Individuals with a carer role for someone diagnosed with gastric or oesophageal cancers within the prior three years were invited to participate in focus groups (FGs) as part of a broader study examining surveillance after GI cancer diagnoses. Patient recruitment occurred via hospital clinic lists, with their carers invited via separate letters provided to patients. The research team confirmed consent by phone. Thirteen female carers (12/13 spouses) of patients aged 55-80y (median 75y) participated across five FGs, four in person and one online.

Procedures

Discussions were guided by a semi-structured script. FGs ran from 03/2023-05/2023 and continued until no new themes were identified.

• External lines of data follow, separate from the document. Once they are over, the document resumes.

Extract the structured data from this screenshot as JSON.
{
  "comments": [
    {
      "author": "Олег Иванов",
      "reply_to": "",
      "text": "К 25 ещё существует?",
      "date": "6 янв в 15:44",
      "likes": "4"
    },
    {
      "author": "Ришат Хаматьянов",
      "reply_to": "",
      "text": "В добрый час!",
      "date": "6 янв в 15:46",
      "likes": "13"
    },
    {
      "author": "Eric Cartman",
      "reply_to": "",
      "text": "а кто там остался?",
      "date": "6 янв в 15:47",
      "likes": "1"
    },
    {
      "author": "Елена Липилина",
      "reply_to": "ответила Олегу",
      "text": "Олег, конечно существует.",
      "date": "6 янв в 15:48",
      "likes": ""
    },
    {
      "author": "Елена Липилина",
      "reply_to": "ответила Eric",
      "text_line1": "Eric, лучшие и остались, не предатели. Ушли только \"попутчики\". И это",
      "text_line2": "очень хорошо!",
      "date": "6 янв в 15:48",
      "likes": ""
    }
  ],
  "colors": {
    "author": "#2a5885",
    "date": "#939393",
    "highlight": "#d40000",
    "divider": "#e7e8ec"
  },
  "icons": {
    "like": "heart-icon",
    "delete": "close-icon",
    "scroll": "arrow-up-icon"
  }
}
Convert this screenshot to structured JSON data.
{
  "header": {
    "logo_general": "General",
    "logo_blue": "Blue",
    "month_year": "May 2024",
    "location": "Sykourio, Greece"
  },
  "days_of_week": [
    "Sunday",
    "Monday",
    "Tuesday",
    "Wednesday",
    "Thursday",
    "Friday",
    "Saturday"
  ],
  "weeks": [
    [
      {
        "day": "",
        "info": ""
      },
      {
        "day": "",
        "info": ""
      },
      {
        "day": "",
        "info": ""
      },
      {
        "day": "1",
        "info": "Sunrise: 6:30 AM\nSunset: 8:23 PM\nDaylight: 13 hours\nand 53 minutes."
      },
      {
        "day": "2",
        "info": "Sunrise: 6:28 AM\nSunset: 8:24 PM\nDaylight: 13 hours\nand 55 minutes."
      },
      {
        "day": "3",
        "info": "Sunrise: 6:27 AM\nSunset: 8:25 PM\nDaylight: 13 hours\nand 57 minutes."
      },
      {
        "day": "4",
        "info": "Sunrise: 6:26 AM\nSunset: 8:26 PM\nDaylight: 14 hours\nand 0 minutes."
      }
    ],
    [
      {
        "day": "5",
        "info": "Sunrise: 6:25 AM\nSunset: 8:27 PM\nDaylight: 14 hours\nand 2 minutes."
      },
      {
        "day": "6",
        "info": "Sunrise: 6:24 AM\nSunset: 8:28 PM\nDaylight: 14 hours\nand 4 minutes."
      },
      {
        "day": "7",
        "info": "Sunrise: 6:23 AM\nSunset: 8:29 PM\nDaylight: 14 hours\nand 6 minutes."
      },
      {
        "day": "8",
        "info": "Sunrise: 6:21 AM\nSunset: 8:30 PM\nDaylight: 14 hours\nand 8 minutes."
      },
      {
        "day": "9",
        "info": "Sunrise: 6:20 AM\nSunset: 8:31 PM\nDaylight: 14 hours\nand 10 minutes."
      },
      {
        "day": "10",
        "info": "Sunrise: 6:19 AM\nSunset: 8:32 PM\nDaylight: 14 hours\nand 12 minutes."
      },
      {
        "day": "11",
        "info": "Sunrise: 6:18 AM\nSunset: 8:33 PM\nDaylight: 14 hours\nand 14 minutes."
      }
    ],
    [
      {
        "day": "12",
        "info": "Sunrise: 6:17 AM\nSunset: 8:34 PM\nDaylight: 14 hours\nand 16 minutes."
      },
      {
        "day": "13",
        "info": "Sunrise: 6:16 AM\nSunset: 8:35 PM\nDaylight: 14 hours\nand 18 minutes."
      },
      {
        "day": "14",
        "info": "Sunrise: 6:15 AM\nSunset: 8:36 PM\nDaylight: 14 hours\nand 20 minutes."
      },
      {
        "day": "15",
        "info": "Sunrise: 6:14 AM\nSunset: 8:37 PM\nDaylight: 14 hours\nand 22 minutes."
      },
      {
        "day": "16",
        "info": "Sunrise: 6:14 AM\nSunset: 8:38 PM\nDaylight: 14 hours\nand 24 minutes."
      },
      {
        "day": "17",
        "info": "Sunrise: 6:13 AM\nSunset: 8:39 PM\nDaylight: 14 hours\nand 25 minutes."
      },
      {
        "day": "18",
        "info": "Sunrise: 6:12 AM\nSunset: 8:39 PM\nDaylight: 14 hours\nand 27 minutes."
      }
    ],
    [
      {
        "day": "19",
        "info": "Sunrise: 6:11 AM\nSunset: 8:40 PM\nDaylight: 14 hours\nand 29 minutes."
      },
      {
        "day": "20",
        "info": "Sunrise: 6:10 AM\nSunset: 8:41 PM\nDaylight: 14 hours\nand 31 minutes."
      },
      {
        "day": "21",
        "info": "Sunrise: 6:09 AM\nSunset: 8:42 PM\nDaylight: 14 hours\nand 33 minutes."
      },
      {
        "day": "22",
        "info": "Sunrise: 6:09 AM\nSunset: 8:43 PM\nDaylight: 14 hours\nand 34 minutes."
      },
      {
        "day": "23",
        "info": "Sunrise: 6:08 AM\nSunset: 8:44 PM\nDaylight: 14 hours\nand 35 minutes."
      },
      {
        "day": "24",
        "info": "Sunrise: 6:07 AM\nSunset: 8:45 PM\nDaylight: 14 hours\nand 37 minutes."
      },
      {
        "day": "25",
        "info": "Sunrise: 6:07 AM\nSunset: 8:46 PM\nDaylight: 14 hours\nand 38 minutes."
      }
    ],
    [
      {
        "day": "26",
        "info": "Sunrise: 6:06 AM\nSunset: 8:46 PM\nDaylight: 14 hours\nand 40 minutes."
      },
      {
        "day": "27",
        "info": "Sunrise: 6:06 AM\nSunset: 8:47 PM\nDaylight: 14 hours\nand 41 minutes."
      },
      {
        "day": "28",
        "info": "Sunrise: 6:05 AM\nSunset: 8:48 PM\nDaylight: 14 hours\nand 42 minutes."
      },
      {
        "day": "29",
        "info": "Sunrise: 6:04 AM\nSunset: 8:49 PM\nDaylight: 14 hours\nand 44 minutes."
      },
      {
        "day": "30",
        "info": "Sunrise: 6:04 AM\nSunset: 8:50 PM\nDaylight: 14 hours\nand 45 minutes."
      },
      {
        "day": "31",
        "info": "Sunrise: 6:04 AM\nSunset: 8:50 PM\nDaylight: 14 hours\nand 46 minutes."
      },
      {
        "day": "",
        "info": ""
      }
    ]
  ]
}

Recordings were transcribed and analysed using reflexive thematic analysis to identify key themes.

Results

Significant emotional, mental and physical burdens associated with caregiving roles were reported. Many assumed responsibilities of managing care and advocating for patient needs, resulting in lifestyle disruptions and increased stress. Experiences about perceived adequacy and accessibility of patient and carer support services varied. A consistent theme was the need for timely and personalised communication from healthcare providers to help patients and carers effectively navigate complexities of the cancer journey.

Conclusion and Clinical Implications

Carers of individuals treated for upper GI cancers carry substantial burdens that impact their wellbeing and lifestyle. Their critical role highlights the need for improved communication and proactive support services which could contribute to sustainable cancer care for both patients and carers.